Wir befinden uns anfangs in einem Pensionszimmer an den Niagarafällen, wo Wesson im Bett liegt und eine Gesundheitskur vollzieht, als Smith, der sich als Statistiker und Meteorologe vorstellt, ihn aufsucht, um ihm Fragen zu stellen. Gestört werden die beiden Herren schließlich von der hereinplatzenden Rachel, die ihnen den ungeheuerlichen Vorschlag unterbreitet, sie dabei zu unterstützen, der erste Mensch zu werden, der einen Fall von den Wasserfällen überlebt.
»Wir hatten große Erwartungen an das Leben, und wir haben nichts zustande gebracht, wir sind dabei, ins Nichts abzurutschen, und das tun wir am Arsch der Welt, in einem miesen Loch, wo ein herrlicher Wasserfall uns jeden Tag daran erinnert, dass die Erbärmlichkeit eine Erfindung des Menschen ist und die Großartigkeit der normale Lauf der Welt. Wir könnten uns erschießen, aber wir haben nicht mal Geld genug, um eine Pistole zu kaufen. Also sitzen wir in der Scheiße, alle drei, und nur eins kann uns retten.«
Erster Akt, dritter Satz, Seite 37
Die drei Menschen, die Baricco in dieses halsbrecherische Abenteuer schickt, sind sehr besonders, wie es für diesen Autor typisch ist:
Da ist der Meteorologe Smith, der, um eine statistische Aussage zum Wetter an einem Ort treffen zu können, die Lebenserinnerungen der Ansässigen anzapft. Er fragt nach den wichtigen – schönen und schmerzhaften – Ereignissen im Leben, denn er weiß, dass meistens das Wetter dieser Tage in den Köpfen ebenfalls abgespeichert wurde.

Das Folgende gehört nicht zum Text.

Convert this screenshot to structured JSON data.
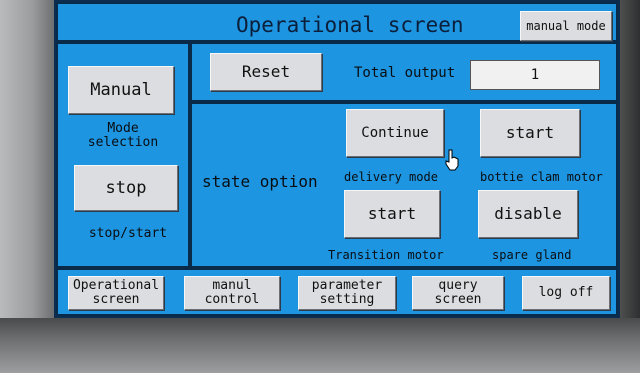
{
  "header": {
    "title": "Operational screen",
    "mode_button": "manual mode"
  },
  "left_panel": {
    "mode_button": "Manual",
    "mode_label": "Mode\nselection",
    "stop_button": "stop",
    "stop_label": "stop/start"
  },
  "top_row": {
    "reset_button": "Reset",
    "total_output_label": "Total output",
    "total_output_value": "1"
  },
  "state_panel": {
    "state_label": "state option",
    "delivery": {
      "button": "Continue",
      "caption": "delivery mode"
    },
    "bottle_clam": {
      "button": "start",
      "caption": "bottie clam motor"
    },
    "transition": {
      "button": "start",
      "caption": "Transition motor"
    },
    "spare_gland": {
      "button": "disable",
      "caption": "spare gland"
    }
  },
  "nav": [
    {
      "label": "Operational\nscreen"
    },
    {
      "label": "manul\ncontrol"
    },
    {
      "label": "parameter\nsetting"
    },
    {
      "label": "query\nscreen"
    },
    {
      "label": "log off"
    }
  ]
}
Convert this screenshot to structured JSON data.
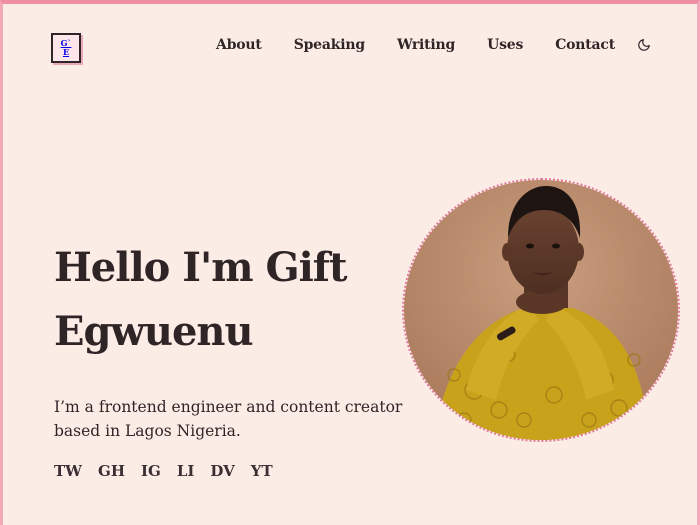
{
  "logo": {
    "line1": "G`",
    "line2": "E"
  },
  "nav": {
    "items": [
      "About",
      "Speaking",
      "Writing",
      "Uses",
      "Contact"
    ],
    "theme_toggle_icon": "moon-icon"
  },
  "hero": {
    "title": "Hello I'm Gift Egwuenu",
    "intro": "I’m a frontend engineer and content creator based in Lagos Nigeria.",
    "photo_alt": "Portrait of Gift Egwuenu"
  },
  "socials": [
    "TW",
    "GH",
    "IG",
    "LI",
    "DV",
    "YT"
  ],
  "colors": {
    "background": "#fcece6",
    "text": "#2f2527",
    "accent_pink": "#f08ea6",
    "photo_ring": "#e07a98",
    "mustard": "#c9a21c"
  }
}
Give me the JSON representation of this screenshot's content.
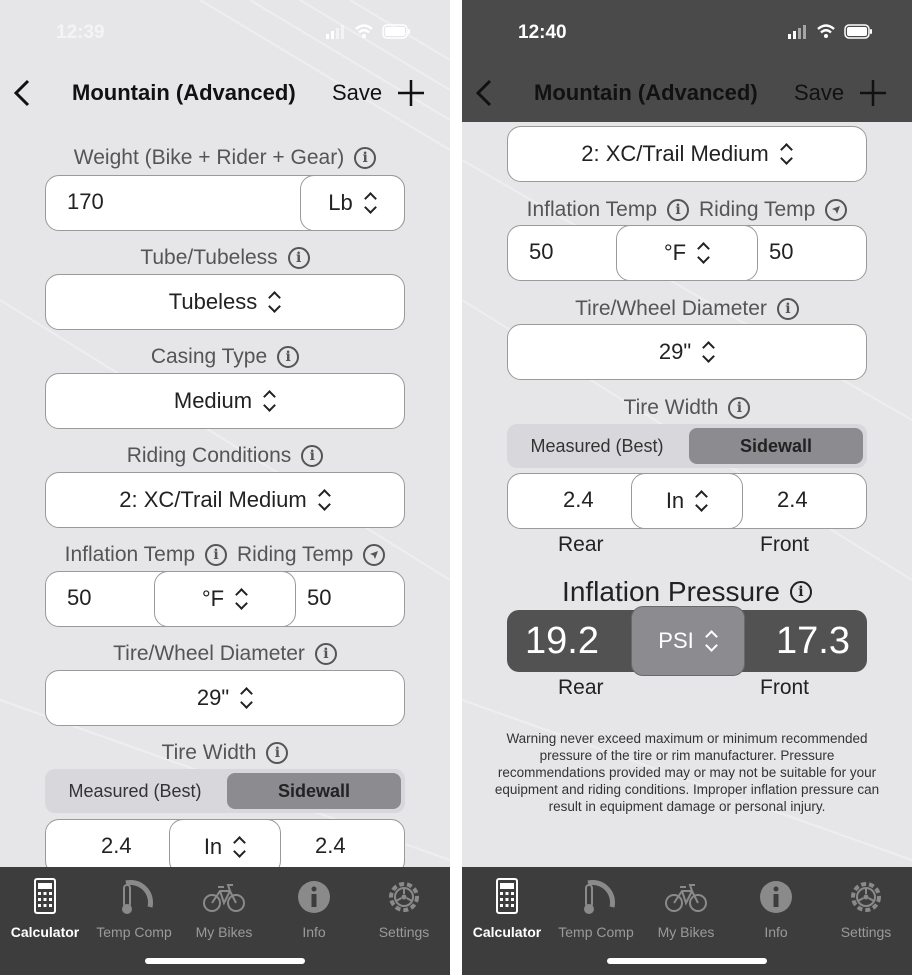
{
  "left": {
    "status": {
      "time": "12:39"
    },
    "nav": {
      "title": "Mountain (Advanced)",
      "save": "Save"
    },
    "weight": {
      "label": "Weight (Bike + Rider + Gear)",
      "value": "170",
      "unit": "Lb"
    },
    "tube": {
      "label": "Tube/Tubeless",
      "value": "Tubeless"
    },
    "casing": {
      "label": "Casing Type",
      "value": "Medium"
    },
    "conditions": {
      "label": "Riding Conditions",
      "value": "2: XC/Trail Medium"
    },
    "temps": {
      "inflation_label": "Inflation Temp",
      "riding_label": "Riding Temp",
      "inflation": "50",
      "unit": "°F",
      "riding": "50"
    },
    "diameter": {
      "label": "Tire/Wheel Diameter",
      "value": "29\""
    },
    "width": {
      "label": "Tire Width",
      "seg_measured": "Measured (Best)",
      "seg_sidewall": "Sidewall",
      "rear": "2.4",
      "unit": "In",
      "front": "2.4"
    }
  },
  "right": {
    "status": {
      "time": "12:40"
    },
    "nav": {
      "title": "Mountain (Advanced)",
      "save": "Save"
    },
    "conditions": {
      "value": "2: XC/Trail Medium"
    },
    "temps": {
      "inflation_label": "Inflation Temp",
      "riding_label": "Riding Temp",
      "inflation": "50",
      "unit": "°F",
      "riding": "50"
    },
    "diameter": {
      "label": "Tire/Wheel Diameter",
      "value": "29\""
    },
    "width": {
      "label": "Tire Width",
      "seg_measured": "Measured (Best)",
      "seg_sidewall": "Sidewall",
      "rear": "2.4",
      "unit": "In",
      "front": "2.4",
      "rear_label": "Rear",
      "front_label": "Front"
    },
    "pressure": {
      "label": "Inflation Pressure",
      "rear": "19.2",
      "unit": "PSI",
      "front": "17.3",
      "rear_label": "Rear",
      "front_label": "Front"
    },
    "warning": "Warning never exceed maximum or minimum recommended pressure of the tire or rim manufacturer. Pressure recommendations provided may or may not be suitable for your equipment and riding conditions. Improper inflation pressure can result in equipment damage or personal injury."
  },
  "tabs": [
    {
      "label": "Calculator",
      "icon": "calculator-icon"
    },
    {
      "label": "Temp Comp",
      "icon": "thermometer-icon"
    },
    {
      "label": "My Bikes",
      "icon": "bike-icon"
    },
    {
      "label": "Info",
      "icon": "info-icon"
    },
    {
      "label": "Settings",
      "icon": "settings-icon"
    }
  ],
  "colors": {
    "background": "#e6e6e9",
    "tabbar": "#3d3d3d",
    "pressure_box": "#525252",
    "segment_selected": "#8c8c90"
  }
}
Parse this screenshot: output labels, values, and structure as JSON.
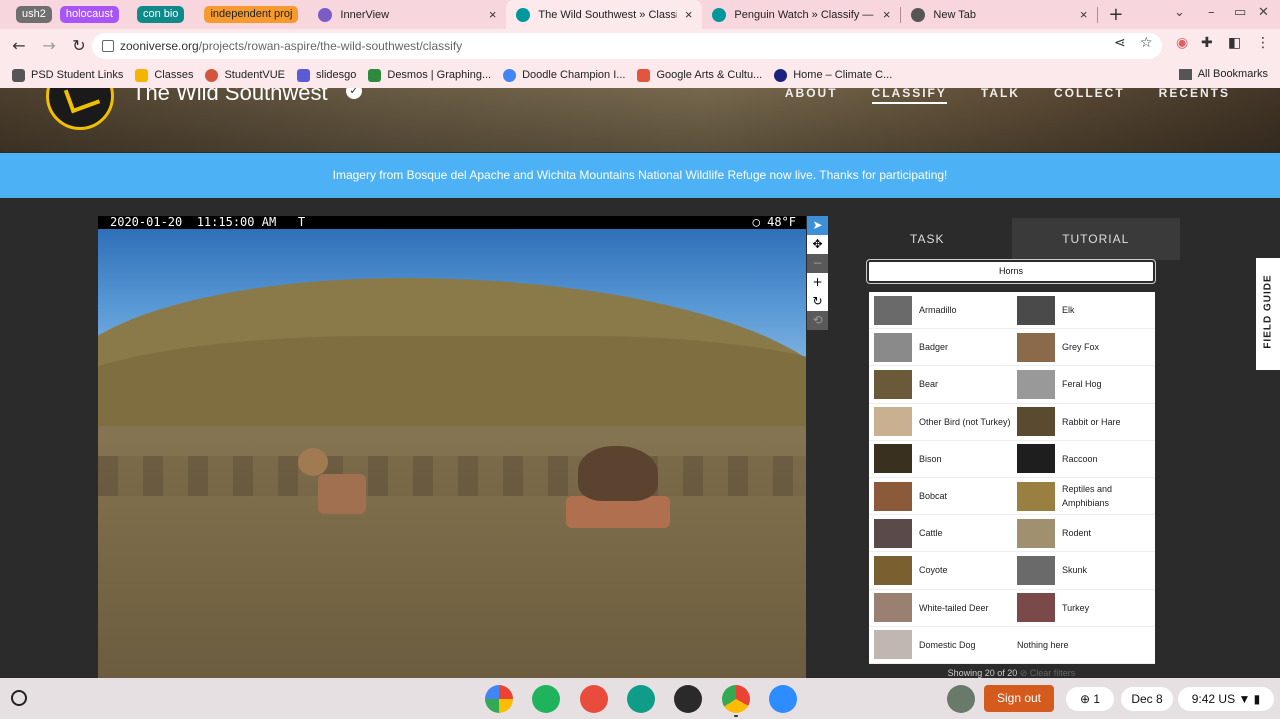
{
  "browser": {
    "tab_groups": [
      {
        "label": "ush2",
        "color": "#6f6f6f"
      },
      {
        "label": "holocaust",
        "color": "#a855f7"
      },
      {
        "label": "con bio",
        "color": "#0f8a8a"
      },
      {
        "label": "independent proj",
        "color": "#f79a2e"
      }
    ],
    "tabs": [
      {
        "title": "InnerView",
        "close": "×",
        "favicon_color": "#7a5cc7"
      },
      {
        "title": "The Wild Southwest » Classify",
        "close": "×",
        "favicon_color": "#00979d"
      },
      {
        "title": "Penguin Watch » Classify — Zo",
        "close": "×",
        "favicon_color": "#00979d"
      },
      {
        "title": "New Tab",
        "close": "×",
        "favicon_color": "#555555"
      }
    ],
    "new_tab": "+",
    "url_domain": "zooniverse.org",
    "url_path": "/projects/rowan-aspire/the-wild-southwest/classify",
    "bookmarks": [
      {
        "label": "PSD Student Links",
        "color": "#555555"
      },
      {
        "label": "Classes",
        "color": "#f4b400"
      },
      {
        "label": "StudentVUE",
        "color": "#d2553d"
      },
      {
        "label": "slidesgo",
        "color": "#5b5bd6"
      },
      {
        "label": "Desmos | Graphing...",
        "color": "#2e8b3d"
      },
      {
        "label": "Doodle Champion I...",
        "color": "#4285f4"
      },
      {
        "label": "Google Arts & Cultu...",
        "color": "#e0563e"
      },
      {
        "label": "Home – Climate C...",
        "color": "#1a237e"
      }
    ],
    "all_bookmarks": "All Bookmarks"
  },
  "project": {
    "title": "The Wild Southwest",
    "nav": [
      "ABOUT",
      "CLASSIFY",
      "TALK",
      "COLLECT",
      "RECENTS"
    ],
    "active_nav": "CLASSIFY",
    "announcement": "Imagery from Bosque del Apache and Wichita Mountains National Wildlife Refuge now live. Thanks for participating!"
  },
  "subject": {
    "timestamp": "2020-01-20  11:15:00 AM   T",
    "temp": "◯   48°F"
  },
  "task_panel": {
    "tabs": [
      "TASK",
      "TUTORIAL"
    ],
    "filter_label": "Horns",
    "choices": [
      {
        "name": "Armadillo",
        "color": "#6a6a6a"
      },
      {
        "name": "Elk",
        "color": "#4a4a4a"
      },
      {
        "name": "Badger",
        "color": "#8a8a8a"
      },
      {
        "name": "Grey Fox",
        "color": "#8a6a4a"
      },
      {
        "name": "Bear",
        "color": "#6a5a3a"
      },
      {
        "name": "Feral Hog",
        "color": "#999999"
      },
      {
        "name": "Other Bird (not Turkey)",
        "color": "#c8b090"
      },
      {
        "name": "Rabbit or Hare",
        "color": "#5a4a30"
      },
      {
        "name": "Bison",
        "color": "#3a3020"
      },
      {
        "name": "Raccoon",
        "color": "#1e1e1e"
      },
      {
        "name": "Bobcat",
        "color": "#8a5a3a"
      },
      {
        "name": "Reptiles and Amphibians",
        "color": "#9a8040"
      },
      {
        "name": "Cattle",
        "color": "#5a4a4a"
      },
      {
        "name": "Rodent",
        "color": "#a09070"
      },
      {
        "name": "Coyote",
        "color": "#7a6030"
      },
      {
        "name": "Skunk",
        "color": "#6a6a6a"
      },
      {
        "name": "White-tailed Deer",
        "color": "#9a8070"
      },
      {
        "name": "Turkey",
        "color": "#7a4a4a"
      },
      {
        "name": "Domestic Dog",
        "color": "#c0b8b0"
      },
      {
        "name": "Nothing here",
        "color": ""
      }
    ],
    "showing": "Showing 20 of 20",
    "clear_filters": "⊘ Clear filters"
  },
  "field_guide": "FIELD GUIDE",
  "shelf": {
    "sign_out": "Sign out",
    "notifications": "1",
    "date": "Dec 8",
    "time": "9:42",
    "locale": "US"
  }
}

Er notiert sich allerdings nicht nur das für ihn eigentlich wichtige Ergebnis, sondern die gesamte Erinnerung des Menschen und erarbeitet sich so eine einmalige Chronik des Lebens.
Wessons Beruf ist es, die Toten, die durch Suizid oder Unglücksfall Opfer der Niagarafälle wurden, zu bergen, wie es schon sein Vater vor ihm getan hat. Wesson kennt das Gewässer in der Welthauptstadt der Selbstmorde haargenau, denn das Schicksal hat ihm einst einen einmaligen Blick gewährt.
Rachel ist eine junge, kluge Journalistin, die erkennt, als eben solche in der Männerdomäne keine Chance zu bekommen, um ihre Fähigkeiten unter Beweis zu stellen. Sie will später nichts bereuen müssen. Sie will sich einen Namen machen, und dass ihr Leben eine Spur hinterlässt. Dafür ist sie bereit, alles zu riskieren.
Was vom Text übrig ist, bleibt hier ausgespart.